More Java Persistence

Earlier this month, I asked if anyone knew of a comparison between Torque and Hibernate. My former coworker and Ancept refuge McClain emailed me about Torque:
i read about hibernate on yer blog, and it does indeed seem quite similar to torque, though (the last time i saw it) torque relies on shell scripts and the like to generate the db tables.
mappings, relations and mutation are created in much the same way, via xml files.
Torque is actually the persistence layer for Turbine, though (last i checked) the turbine project was trying to componentize all of theirsubsystems so that they can be used independently.

So it sounds like Torque is pretty similar to Hibernate, though in Torque, the XML files are the driver which is used to create the database schema while in Hibernate the database schema is primary and you use XDoclet to generate the mapping files.

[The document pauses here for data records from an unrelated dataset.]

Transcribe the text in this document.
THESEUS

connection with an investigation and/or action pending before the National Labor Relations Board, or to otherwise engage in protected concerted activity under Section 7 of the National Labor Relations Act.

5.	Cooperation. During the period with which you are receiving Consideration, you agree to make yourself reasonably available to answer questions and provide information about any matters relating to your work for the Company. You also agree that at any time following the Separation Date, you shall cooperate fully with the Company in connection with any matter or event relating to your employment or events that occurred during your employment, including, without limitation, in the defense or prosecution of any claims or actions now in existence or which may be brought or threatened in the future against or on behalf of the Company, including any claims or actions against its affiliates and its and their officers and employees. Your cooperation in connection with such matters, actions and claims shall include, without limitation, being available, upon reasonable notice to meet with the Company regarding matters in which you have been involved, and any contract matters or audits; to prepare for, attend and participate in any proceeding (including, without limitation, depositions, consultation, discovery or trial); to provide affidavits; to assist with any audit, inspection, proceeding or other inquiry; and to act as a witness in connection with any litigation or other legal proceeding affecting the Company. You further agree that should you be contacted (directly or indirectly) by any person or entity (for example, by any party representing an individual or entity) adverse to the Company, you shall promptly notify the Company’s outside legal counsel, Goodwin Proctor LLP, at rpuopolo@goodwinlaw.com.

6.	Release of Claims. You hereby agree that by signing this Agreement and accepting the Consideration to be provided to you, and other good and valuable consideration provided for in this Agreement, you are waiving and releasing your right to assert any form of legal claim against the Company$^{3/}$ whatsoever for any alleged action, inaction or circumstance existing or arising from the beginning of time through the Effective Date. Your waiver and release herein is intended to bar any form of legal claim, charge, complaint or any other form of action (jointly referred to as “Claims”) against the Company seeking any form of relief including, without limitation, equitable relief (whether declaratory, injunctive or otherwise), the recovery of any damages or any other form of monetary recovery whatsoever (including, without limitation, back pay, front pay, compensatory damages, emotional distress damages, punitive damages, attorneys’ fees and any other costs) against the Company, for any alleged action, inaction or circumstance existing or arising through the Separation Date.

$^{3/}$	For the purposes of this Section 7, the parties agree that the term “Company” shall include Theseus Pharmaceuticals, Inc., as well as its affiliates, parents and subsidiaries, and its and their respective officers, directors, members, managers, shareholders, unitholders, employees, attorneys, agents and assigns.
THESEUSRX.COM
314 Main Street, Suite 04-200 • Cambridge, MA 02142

In other Hibernate news, the first beta of Hibernate 2 was released yesterday. It sounds like this is a ground-up rewrite with a lot of new features.

Hibernate2 Porting Guidelines

McClain also told me a little more about the Prevayler project he's working on:

my prevayler project is coming along pretty well (speaking of persistence). My prevalent system is mind-bogglingly simple: a map of catalog entries whose parent-child relationships are managed by a javax.swing.TreeModel (!).
Using the tree model has been a huge boon, as all of my relationships are managed consistently, and catalog entries are never duplicated, even with cross-linked nodes, multiple parents etc. All of this came free with the treemodel, which i vote should be moved into the collections package. If you ever have to do quick hierarchical crap, I highly recommend it.

I was concerned about migrating old data when you change your objects. Marcus Ahnve (who is actually using Prevayler in an XP development environment) has an interesting post on schema evolution. I'm intrigued by Prevayler, but using a relational database as your backend does still have a number of advantages.